– А сундук очень красивый. Мы с мамой его протерли, почистили, он такой грязный был! Лет сто к нему будто никто не прикасался.
– Зачем вам чужие вещи разбирать-то, девочки? Придумали… бросьте вы эту затею. Дом же чужой, пусть эти сундуки да коробки спокойно там на чердаке и лежат! Мне бы, например, не понравилось, если те, кого я пустила в дом жить, полезли бы в вещах рыться. Раз на чердаке они, значит, убраны подальше.
– Так-то оно так, но ведь я думала про родственников разузнать. Пропал ведь хозяин-то. А так бы, конечно, не полезли.
– Ладно, девочки мои, пора мне отбывать. Хорошо посидели, я очень рада была видеть вас обеих наконец-то.
Марина и Оля пошли провожать гостью до остановки, чтобы та успела добраться домой до темноты.
– Что-то бабушка как-то резко изменилась в конце наших посиделок.
– Да, Оль, ты права. Голова просто разболелась у нее. Понятное дело, возраст.
– А по-моему, не возраст, а твои рассказы, мам. И коробка с фотографиями. Как только про сундук стали рассказывать, она поспешила удалиться.
– Так пора уже, добраться еще надо.
– Но ведь она могла переночевать у нас! Завтра воскресенье, мы с утра никуда не идем, не потревожили бы ее.
– Не любит она в других местах ночевать, Оль. Давно уже, кроме своей кровати, ничего не признает.
– А вот это уже точно возраст, да?
– Да, Оль, вот тут в точку.
– А сундук-то будем разбирать?
– Да, я твердо решила. Нам нужно найти его родственников. Я бы у них этот домик купила.
– О, здорово!
– Только мне очень хочется надеяться, что Эрнест Петрович сам найдется. Ну вот, мало ли. Я бы лучше у него купила этот дом. У него самого.
– Не грусти, мам, может, в понедельник полиция нам принесет какие-нибудь новости.

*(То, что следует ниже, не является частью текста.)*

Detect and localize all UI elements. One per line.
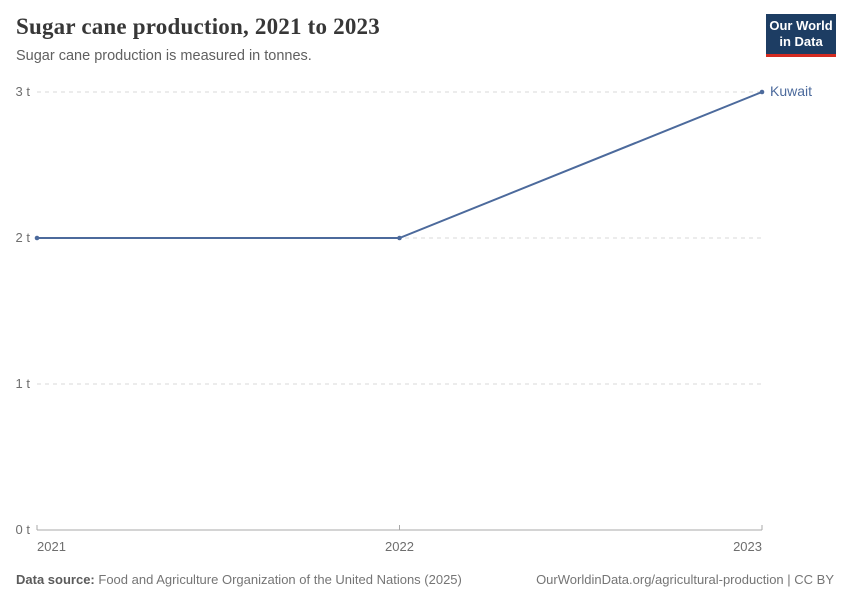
chart-subtitle: Sugar cane production is measured in ton… (16, 48, 312, 65)
series-line[interactable] (37, 91, 763, 239)
chart-title: Sugar cane production, 2021 to 2023 (16, 14, 380, 39)
y-tick-label: 2 t (16, 230, 31, 245)
data-source: Data source: Food and Agriculture Organi… (16, 572, 462, 587)
x-tick-label: 2021 (37, 539, 66, 554)
x-tick-label: 2022 (385, 539, 414, 554)
data-point-marker[interactable] (34, 235, 40, 241)
y-tick-label: 0 t (16, 522, 31, 537)
owid-logo: Our World in Data (766, 14, 836, 57)
logo-line2: in Data (779, 34, 823, 49)
y-tick-label: 3 t (16, 84, 31, 99)
data-source-label: Data source: (16, 572, 95, 587)
data-point-marker[interactable] (759, 89, 765, 95)
x-tick-label: 2023 (733, 539, 762, 554)
chart-footer: Data source: Food and Agriculture Organi… (16, 572, 834, 587)
chart-header: Sugar cane production, 2021 to 2023 Suga… (16, 14, 740, 64)
data-point-marker[interactable] (397, 235, 402, 241)
y-tick-label: 1 t (16, 376, 31, 391)
footer-link[interactable]: OurWorldinData.org/agricultural-producti… (536, 572, 834, 587)
data-source-text: Food and Agriculture Organization of the… (98, 572, 462, 587)
logo-line1: Our World (769, 17, 833, 33)
series-entity-label[interactable]: Kuwait (770, 83, 812, 99)
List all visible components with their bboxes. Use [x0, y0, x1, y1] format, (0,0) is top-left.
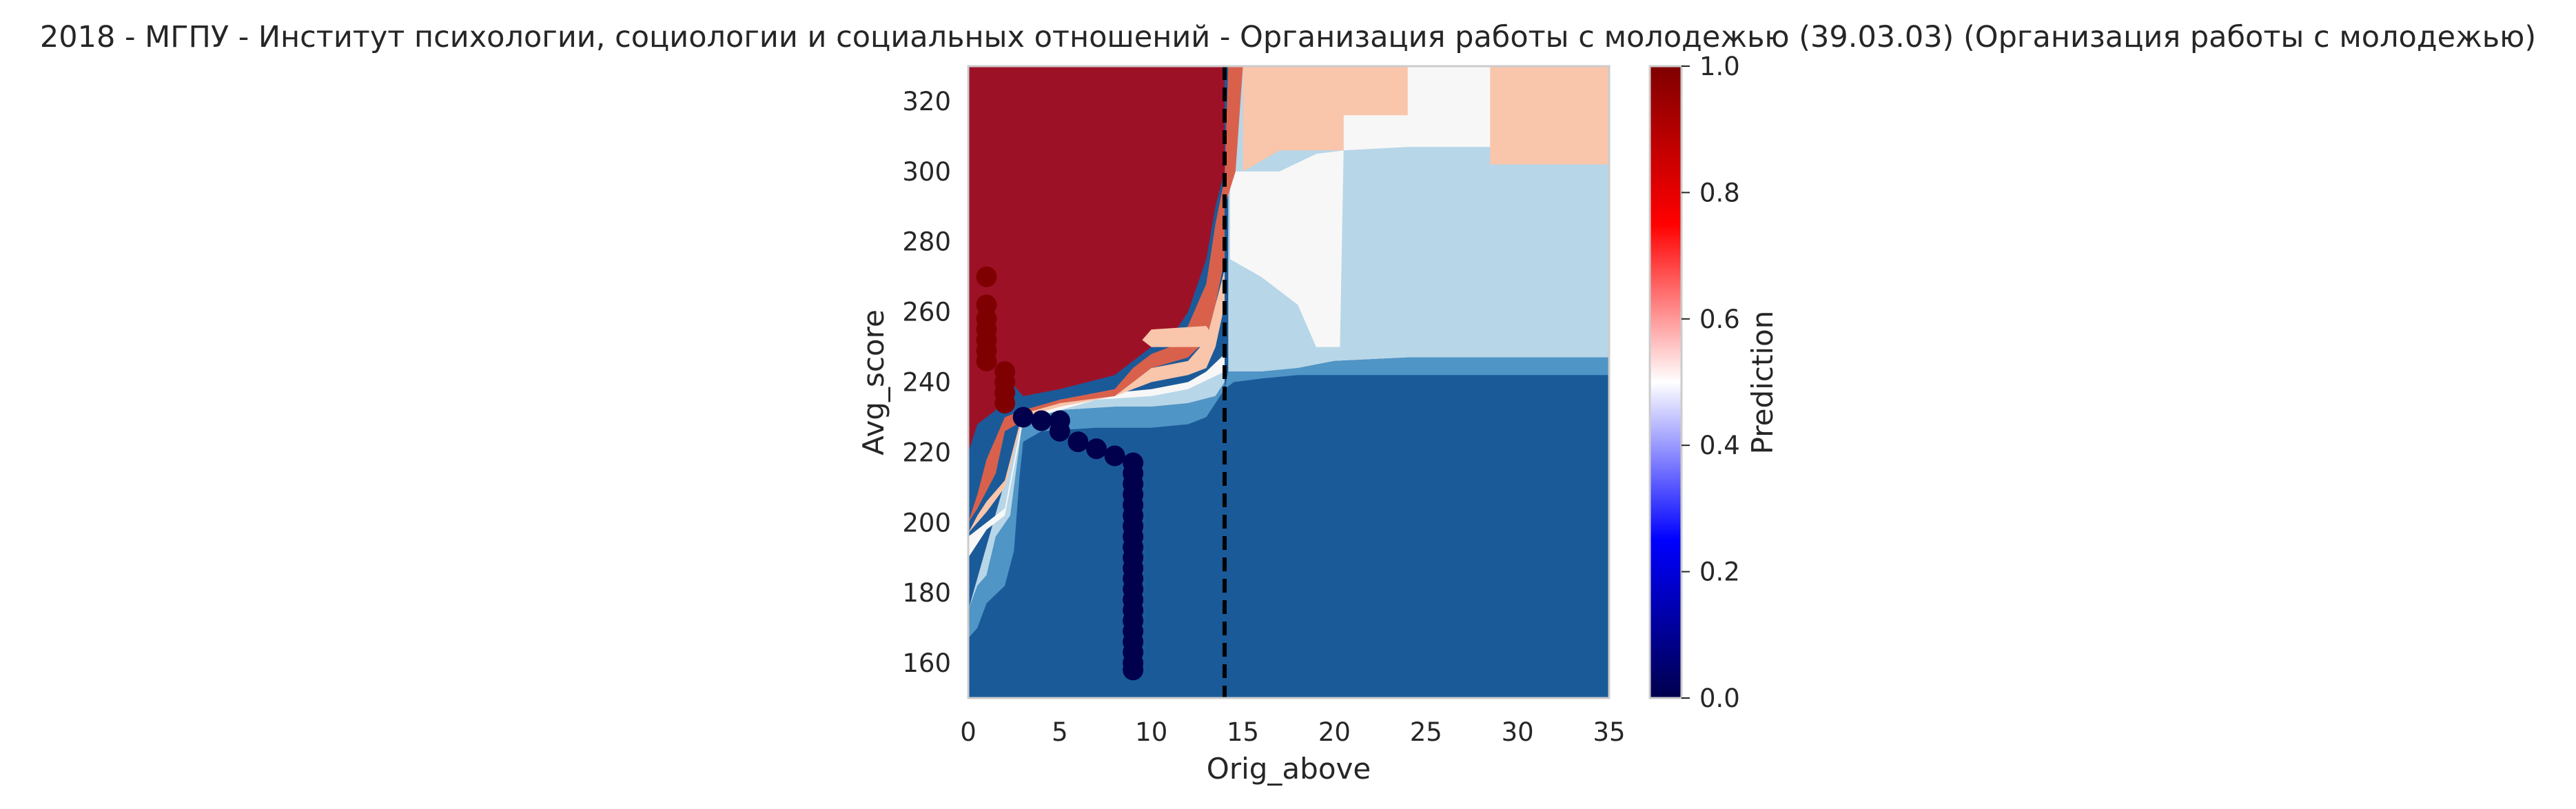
contour-region-upper-right-white-strip: [1230, 150, 1344, 347]
data-points: [976, 266, 1144, 681]
colorbar-tick-label: 0.4: [1699, 431, 1740, 460]
colorbar-label: Prediction: [1746, 311, 1779, 455]
colorbar-tick-label: 0.0: [1699, 684, 1740, 713]
x-tick-label: 0: [960, 717, 977, 747]
y-tick-label: 200: [902, 508, 951, 537]
contour-region-upper-right-mid-blue-band: [1225, 357, 1609, 389]
colorbar-tick-label: 1.0: [1699, 52, 1740, 81]
y-tick-label: 280: [902, 227, 951, 257]
x-tick-label: 10: [1135, 717, 1167, 747]
plot-frame: [967, 65, 1611, 699]
colorbar-tick-label: 0.2: [1699, 557, 1740, 587]
y-tick-label: 240: [902, 368, 951, 398]
data-point-label-0: [1123, 659, 1144, 681]
colorbar-ticks: 0.0 0.2 0.4 0.6 0.8 1.0: [1681, 52, 1740, 713]
y-tick-label: 160: [902, 648, 951, 678]
colorbar-tick-label: 0.8: [1699, 178, 1740, 207]
x-tick-label: 25: [1410, 717, 1442, 747]
contour-region-left-mid-blue: [968, 382, 1225, 639]
contour-region-red-band-mid: [968, 66, 1243, 523]
x-axis-label: Orig_above: [1207, 752, 1371, 786]
contour-region-red-core: [968, 66, 1225, 453]
x-tick-label: 5: [1052, 717, 1068, 747]
x-axis-ticks: 0 5 10 15 20 25 30 35: [960, 717, 1625, 747]
colorbar: [1648, 65, 1683, 699]
data-point-label-0: [1049, 420, 1070, 442]
data-point-label-1: [994, 393, 1016, 414]
contour-regions: [968, 66, 1609, 698]
colorbar-tick-label: 0.6: [1699, 305, 1740, 334]
contour-region-left-light-blue: [968, 368, 1225, 611]
y-tick-label: 320: [902, 87, 951, 116]
contour-region-pink-band-left: [968, 206, 1225, 533]
y-tick-label: 260: [902, 298, 951, 327]
data-point-label-0: [1031, 410, 1052, 431]
data-point-label-0: [1104, 445, 1125, 467]
y-axis-ticks: 160 180 200 220 240 260 280 300 320: [902, 87, 951, 678]
y-tick-label: 180: [902, 578, 951, 608]
x-tick-label: 15: [1227, 717, 1259, 747]
chart-title: 2018 - МГПУ - Институт психологии, социо…: [40, 20, 2536, 54]
contour-region-upper-right-pink-2: [1490, 66, 1609, 165]
data-point-label-0: [1067, 431, 1089, 453]
x-tick-label: 30: [1502, 717, 1534, 747]
y-axis-label: Avg_score: [857, 309, 890, 455]
x-tick-label: 20: [1318, 717, 1351, 747]
y-tick-label: 300: [902, 157, 951, 187]
data-point-label-1: [976, 266, 997, 287]
data-point-label-1: [976, 350, 997, 371]
data-point-label-0: [1012, 407, 1034, 428]
x-tick-label: 35: [1593, 717, 1625, 747]
contour-region-pink-islands-10-13: [1142, 326, 1216, 347]
contour-region-upper-right-pink: [1243, 66, 1408, 172]
y-tick-label: 220: [902, 438, 951, 467]
data-point-label-0: [1086, 438, 1107, 460]
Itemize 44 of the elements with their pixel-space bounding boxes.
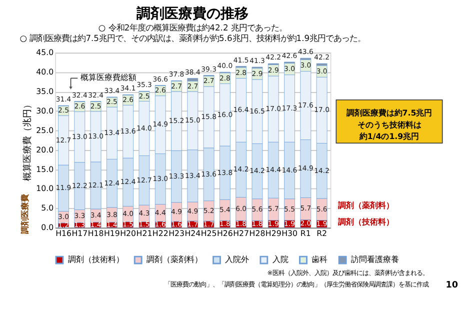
y-tick-label: 15.0: [36, 164, 54, 174]
y-tick-label: 10.0: [36, 184, 54, 194]
x-tick-label: H16: [56, 228, 72, 238]
text: 調剤（技術料）: [338, 216, 394, 227]
chart-subtitle: ○ 令和2年度の概算医療費は約42.2 兆円であった。 ○ 調剤医療費は約7.5兆円で、その内訳は、薬剤料が約5.6兆円、技術料が約1.9兆円であった。: [20, 22, 366, 43]
y-tick-label: 20.0: [36, 145, 54, 154]
legend-label: 歯科: [312, 255, 328, 264]
y-axis-title: 概算医療費（兆円）: [22, 100, 34, 182]
x-tick-label: H17: [72, 228, 88, 238]
y-tick-label: 45.0: [36, 48, 54, 58]
legend-label: 調剤（薬剤料）: [146, 255, 202, 264]
x-tick-label: H26: [216, 228, 233, 238]
legend-label: 訪問看護療養: [350, 255, 399, 264]
x-tick-label: H24: [184, 228, 201, 238]
x-tick-label: H21: [136, 228, 152, 238]
text: 10: [446, 280, 458, 291]
y-tick-label: 35.0: [36, 86, 54, 96]
x-tick-label: H30: [282, 228, 298, 238]
x-tick-label: H29: [265, 228, 282, 238]
x-tick-label: H18: [88, 228, 104, 238]
x-tick-label: H22: [152, 228, 168, 238]
legend-label: 入院: [272, 255, 288, 264]
y-tick-label: 25.0: [36, 126, 54, 135]
y-tick-label: 40.0: [36, 68, 54, 77]
chart-title: 調剤医療費の推移: [136, 4, 249, 22]
legend-label: 入院外: [225, 255, 250, 264]
y-tick-label: 30.0: [36, 106, 54, 116]
x-tick-label: H23: [168, 228, 184, 238]
y-tick-label: 5.0: [41, 204, 54, 213]
x-tick-label: H20: [120, 228, 136, 238]
x-tick-label: R1: [300, 228, 311, 238]
text: そのうち技術料は: [357, 120, 422, 130]
x-tick-label: H27: [233, 228, 250, 238]
text: 調剤（薬剤料）: [338, 200, 394, 210]
text: 約1/4の1.9兆円: [358, 132, 420, 142]
text: 調剤医療費は約7.5兆円: [346, 108, 432, 118]
legend-label: 調剤（技術料）: [68, 255, 124, 264]
text: 調剤医療費: [20, 194, 30, 234]
x-tick-label: H28: [249, 228, 266, 238]
annotation: 概算医療費総額: [80, 73, 137, 82]
y-tick-label: 0.0: [41, 223, 54, 232]
x-tick-label: H25: [200, 228, 217, 238]
x-tick-label: R2: [316, 228, 328, 238]
x-tick-label: H19: [104, 228, 120, 238]
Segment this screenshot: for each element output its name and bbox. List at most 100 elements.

– Будем надеяться, Оль, будем надеяться! – Марина положила голову на плечо дочери.
За окном начало темнеть. Кричали петухи, лаяли собаки. Из приоткрытого окна веяло свежестью. В эту ночь Марина снова плохо спала, просыпаясь каждые полчаса. Она заглядывала в телефон, надеялась увидеть сообщение от шефа, но такового не было.
На следующий день Марина перебирала коробку с фотографиями, которая была вчера в руках Светланы Валерьевны. С поблекших снимков на нее смотрел молодой и красивый, высокий мужчина. Он по-доброму улыбался. Рядом с ним иногда были какие-то люди. Также были и изображения с детьми. Наверное, где-то среди них был и он, Эрнест Петрович. Фамилий на оборотах фотокарточек не было, только иногда попадались даты, еще реже – имена.
– Эта коробочка нам полезной информации не дала, надо следующие шерстить.
– Ночью, что ли, мам?
– Нет, Оль, уже завтра, после работы. Сегодня уже не могу, честное слово! Как там твой Максим, не объявился? То чуть ли не каждый день на свидание звал, а тут…
– Не объявился, мам. – Оля подошла к окну и закрыла лицо руками.
– Ну вот! Я так и знала, что ничего хорошего из этого не выйдет!
Оля потихоньку заплакала, боясь самой себе хоть на минуту разрешить подумать, что мама может быть права.
– Прямо во время экзаменов! Ну разве любящий человек может позволить себе так волновать своего близкого, тем более в такой важный и ответственный период!
Оля зарыдала громче.
– Доченька, к сожалению, так бывает. И не только в юности. Ну, вот почему-то такой сценарий отношений прям часто развивается. Я не знаю почему.
Она подошла к дочке и обняла ее, а та плакала на ее плече.
– Мам, но я не верю, что он мог просто так вот раз – и забыть про меня. Ну, точнее, начать игнорировать. Это совсем на него не похоже.
Марина тяжело вздохнула, не веря тому, что Максим все же может оказаться хорошим. Ей хотелось, конечно, видеть возле дочери защитника, опору, того, кому можно ее доверить. Требования матери были немалыми. Но она искренне считала, что так и должно быть. Ведь она воспитала такую хорошую девочку! Совсем не хочется отпускать ее во взрослую жизнь с кем попало. А особенно с тем, из-за кого она плачет!